Думается все же, что дело тут не в этой, так сказать, непреходящей моде. Я человек вовсе не готовившийся к тому, чтобы сложить к ногам художника очередное восхищение, скорее, напротив.
Картина эта затмила все. И немудрено, что в Дрездене ей отводили отдельную комнату — почти святотатством было засовывать ее в Веронезе[99] или дель Сарто.[100] Теперь о другом, об общем и частном. Я не художник и, может быть, слишком смело берусь судить о вещах, которые ведь выстраданы любым мастером и прежде чем сказать — дай-ка я напишу то-то и так-то, следуют года сомнений и мучений. Именно потому живопись не знает вундеркиндов, жизненного опыта которых слишком мало, чтобы создать художественное произведение. (И в музыке — вундеркинд — исполнитель, виртуоз, но не композитор.)

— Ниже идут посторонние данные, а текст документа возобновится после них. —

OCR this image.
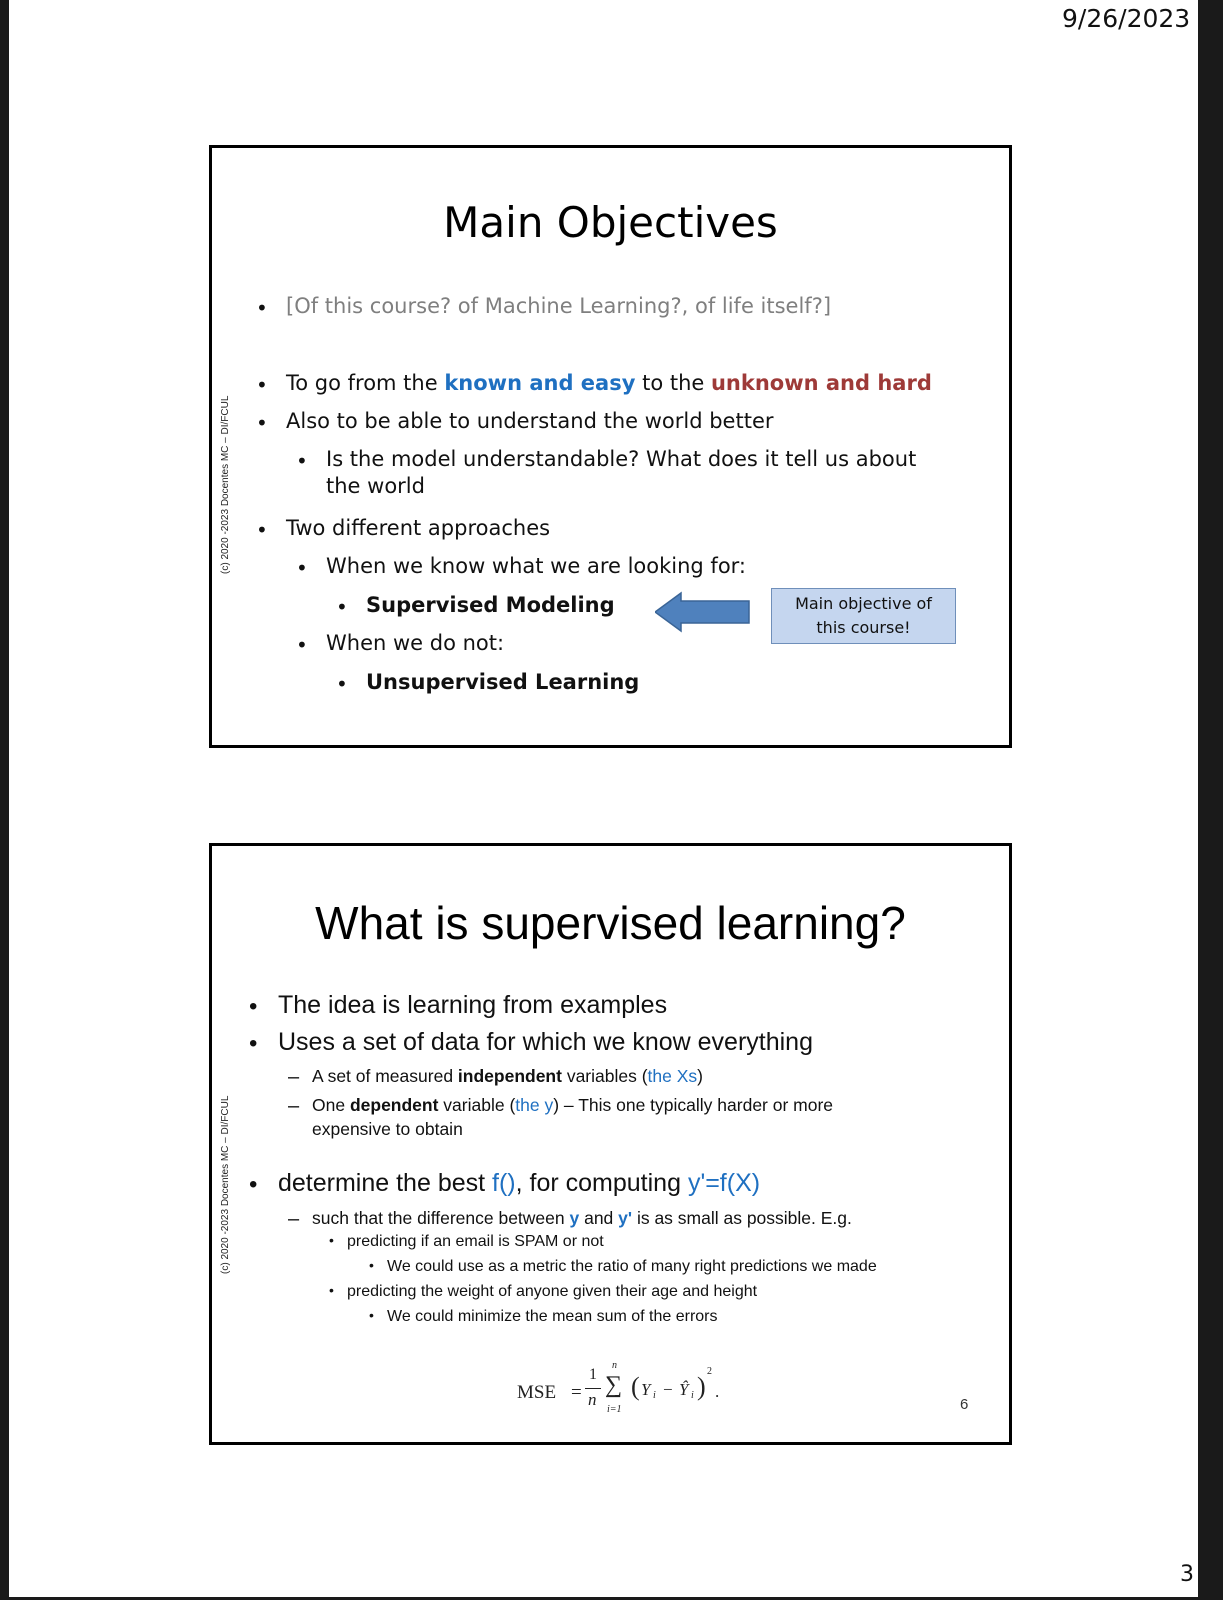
9/26/2023
(c) 2020 -2023 Docentes MC – DI/FCUL
Main Objectives
• [Of this course? of Machine Learning?, of life itself?]
• To go from the known and easy to the unknown and hard
• Also to be able to understand the world better
• Is the model understandable? What does it tell us about
the world
• Two different approaches
• When we know what we are looking for:
• Supervised Modeling	Main objective of
this course!
• When we do not:
• Unsupervised Learning
(c) 2020 -2023 Docentes MC – DI/FCUL
What is supervised learning?
• The idea is learning from examples
• Uses a set of data for which we know everything
– A set of measured independent variables (the Xs)
– One dependent variable (the y) – This one typically harder or more
expensive to obtain
• determine the best f(), for computing y'=f(X)
– such that the difference between y and y' is as small as possible. E.g.
• predicting if an email is SPAM or not
• We could use as a metric the ratio of many right predictions we made
• predicting the weight of anyone given their age and height
• We could minimize the mean sum of the errors
MSE =
1
n
n
∑
i=1
( Y i − Ŷ i )
2
.
6
3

В великолепных рисунках Дмитриева[101] (я был на его выставке) художника еще нет, как нет еще поэта в лицейских стихах Пушкина.
Что осталось в памяти? Тициан — портрет дамы в белом, Вермеер со сводней и девушкой, читающей письмо, пастели Каррера[102] с его удивительной какой-то свежестью и чистотой, Лиотар,[103] Кранах, у которого хочется трогать костюмы, и, конечно, Рейсдаль.[104] Мне кажется, никогда сюжетная картина на дает такого свободного общения художника и зрителя, какое возникает в пейзаже, открытом художником для людей. В сюжетной картине всегда хочется поспорить, дополнить, упрекнуть в неверности, в незнании.
Наконец просто ему не поверить и рассердиться. Другое, что-то не из искусства входит в восприятие такой картины, все равно «Сводня» ли это или перовский[105] «Праздник в деревне». Впрочем говорят, что это — достоинство, а не недостаток. Часто бытовой сюжет мельчит большого художника и, естественно, эти споры (скажем, о федотовских[106] картинах) ведутся в том плане, насколько четко выписал художник ту или иную деталь.
В пейзаже отношения автора и зрителя кристально, подкупающе просты. Не надо статистических таблиц, подтверждающих подсмотренное художником сюжетной картины, жанровой или исторической — все равно.
И я благодарен Рейсдалю за все, что он мне оставил — ели и водопад, заросли леса без солнца, осеннюю лесную тишину.